Gather a significant volume of data for your database
and bulk load
it into
your relations. You should use real data for your DB as much as
possible. Write a program in any programming language you like to
collect and process the data,
then load the data into your DB relations. Your program will need to
transform the data into
files of records conforming to your DB schema. If certain real data is
not available, explain the reasons and write a program to fabricate
a large amount of data: Your software will produce records that are either random or structured (for instance, sequential) in accordance with your schema. It's crucial that the data you create resembles genuine data. The aim of producing vast quantities of data is to allow experimentation with a realistically-sized database, as opposed to a small-scale or "toy" database.
When writing a
program to fabricate data, there are two important points to keep in
mind:
- Do not to generate duplicate values for keys
of your
relations or
for other (sets of) unique attributes.
- For relations that
are
expected to join with each other. For example, a
Student relation with attribute courseNo
is expected
to
join with attribute number in relation Course.
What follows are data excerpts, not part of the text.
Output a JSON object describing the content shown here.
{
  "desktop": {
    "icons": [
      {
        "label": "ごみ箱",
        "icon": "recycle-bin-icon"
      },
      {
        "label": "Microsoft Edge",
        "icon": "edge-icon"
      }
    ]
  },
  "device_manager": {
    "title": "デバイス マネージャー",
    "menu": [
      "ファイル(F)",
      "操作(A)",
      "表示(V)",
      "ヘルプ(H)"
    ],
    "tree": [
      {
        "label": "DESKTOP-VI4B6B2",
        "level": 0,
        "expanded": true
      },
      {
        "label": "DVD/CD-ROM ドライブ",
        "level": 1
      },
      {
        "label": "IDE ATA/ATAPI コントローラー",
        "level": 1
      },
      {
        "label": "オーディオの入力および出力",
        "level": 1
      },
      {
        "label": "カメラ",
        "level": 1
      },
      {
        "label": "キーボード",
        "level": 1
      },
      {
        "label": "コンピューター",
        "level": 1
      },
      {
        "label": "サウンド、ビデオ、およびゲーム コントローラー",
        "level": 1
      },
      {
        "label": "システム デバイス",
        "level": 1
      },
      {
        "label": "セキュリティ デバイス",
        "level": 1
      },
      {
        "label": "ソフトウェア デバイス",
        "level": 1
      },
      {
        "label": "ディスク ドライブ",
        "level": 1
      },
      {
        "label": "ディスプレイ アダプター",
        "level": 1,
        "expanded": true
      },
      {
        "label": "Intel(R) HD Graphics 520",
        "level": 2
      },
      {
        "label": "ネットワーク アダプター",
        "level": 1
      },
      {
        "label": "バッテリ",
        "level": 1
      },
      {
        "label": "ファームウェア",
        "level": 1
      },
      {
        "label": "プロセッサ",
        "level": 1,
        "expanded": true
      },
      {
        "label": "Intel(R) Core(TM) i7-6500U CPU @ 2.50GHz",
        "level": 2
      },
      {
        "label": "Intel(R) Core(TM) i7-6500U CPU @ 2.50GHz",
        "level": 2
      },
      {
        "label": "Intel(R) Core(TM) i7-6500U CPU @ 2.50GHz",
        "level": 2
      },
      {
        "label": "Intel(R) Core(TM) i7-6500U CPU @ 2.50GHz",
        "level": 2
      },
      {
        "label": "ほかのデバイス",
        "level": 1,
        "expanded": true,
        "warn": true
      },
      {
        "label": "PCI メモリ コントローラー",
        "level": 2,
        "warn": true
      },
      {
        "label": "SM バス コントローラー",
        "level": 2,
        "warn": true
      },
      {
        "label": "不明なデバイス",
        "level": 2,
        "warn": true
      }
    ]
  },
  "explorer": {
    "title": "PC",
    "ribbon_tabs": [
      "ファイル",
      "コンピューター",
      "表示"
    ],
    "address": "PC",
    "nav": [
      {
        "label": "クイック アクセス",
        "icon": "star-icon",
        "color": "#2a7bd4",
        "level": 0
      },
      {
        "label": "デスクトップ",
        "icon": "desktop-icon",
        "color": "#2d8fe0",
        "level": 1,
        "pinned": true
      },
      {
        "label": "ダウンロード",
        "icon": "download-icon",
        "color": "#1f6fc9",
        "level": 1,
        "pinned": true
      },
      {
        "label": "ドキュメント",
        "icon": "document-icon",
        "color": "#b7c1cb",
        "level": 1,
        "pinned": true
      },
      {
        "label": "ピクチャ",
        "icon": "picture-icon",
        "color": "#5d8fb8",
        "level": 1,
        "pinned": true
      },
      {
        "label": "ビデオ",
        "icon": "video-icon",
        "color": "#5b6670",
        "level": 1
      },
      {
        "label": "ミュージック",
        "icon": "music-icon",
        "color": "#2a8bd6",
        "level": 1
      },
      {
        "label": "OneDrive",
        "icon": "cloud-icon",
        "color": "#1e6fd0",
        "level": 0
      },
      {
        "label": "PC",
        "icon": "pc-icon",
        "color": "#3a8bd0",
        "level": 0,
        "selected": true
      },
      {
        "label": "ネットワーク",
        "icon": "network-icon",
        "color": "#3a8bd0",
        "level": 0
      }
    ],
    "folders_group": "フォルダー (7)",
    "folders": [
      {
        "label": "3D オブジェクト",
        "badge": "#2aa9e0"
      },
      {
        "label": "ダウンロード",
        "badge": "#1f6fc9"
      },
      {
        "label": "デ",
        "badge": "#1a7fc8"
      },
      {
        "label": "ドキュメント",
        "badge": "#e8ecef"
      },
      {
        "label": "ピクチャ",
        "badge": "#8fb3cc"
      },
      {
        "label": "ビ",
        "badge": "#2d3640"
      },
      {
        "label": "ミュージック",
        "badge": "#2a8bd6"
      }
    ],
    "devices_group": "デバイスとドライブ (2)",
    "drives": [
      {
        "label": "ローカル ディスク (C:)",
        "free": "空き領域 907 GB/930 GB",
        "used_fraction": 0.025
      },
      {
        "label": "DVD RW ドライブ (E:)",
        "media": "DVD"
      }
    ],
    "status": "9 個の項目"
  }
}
When generating data for these two relations, make sure that the values generated can actually
join--otherwise all of your queries will generate empty results!
To ensure join compatibility, you can first produce values in one relation and then utilize those values to determine the joining values in another relation. For instance, you might initially create number in relation Course first and then use these numbers to populate the courseNo entries in the student relation.
Turn in your program code for generating or
transforming data, a small
sample of the records generated for each relation (5 or so records per
relation), and a script showing the loading of your data into the
database.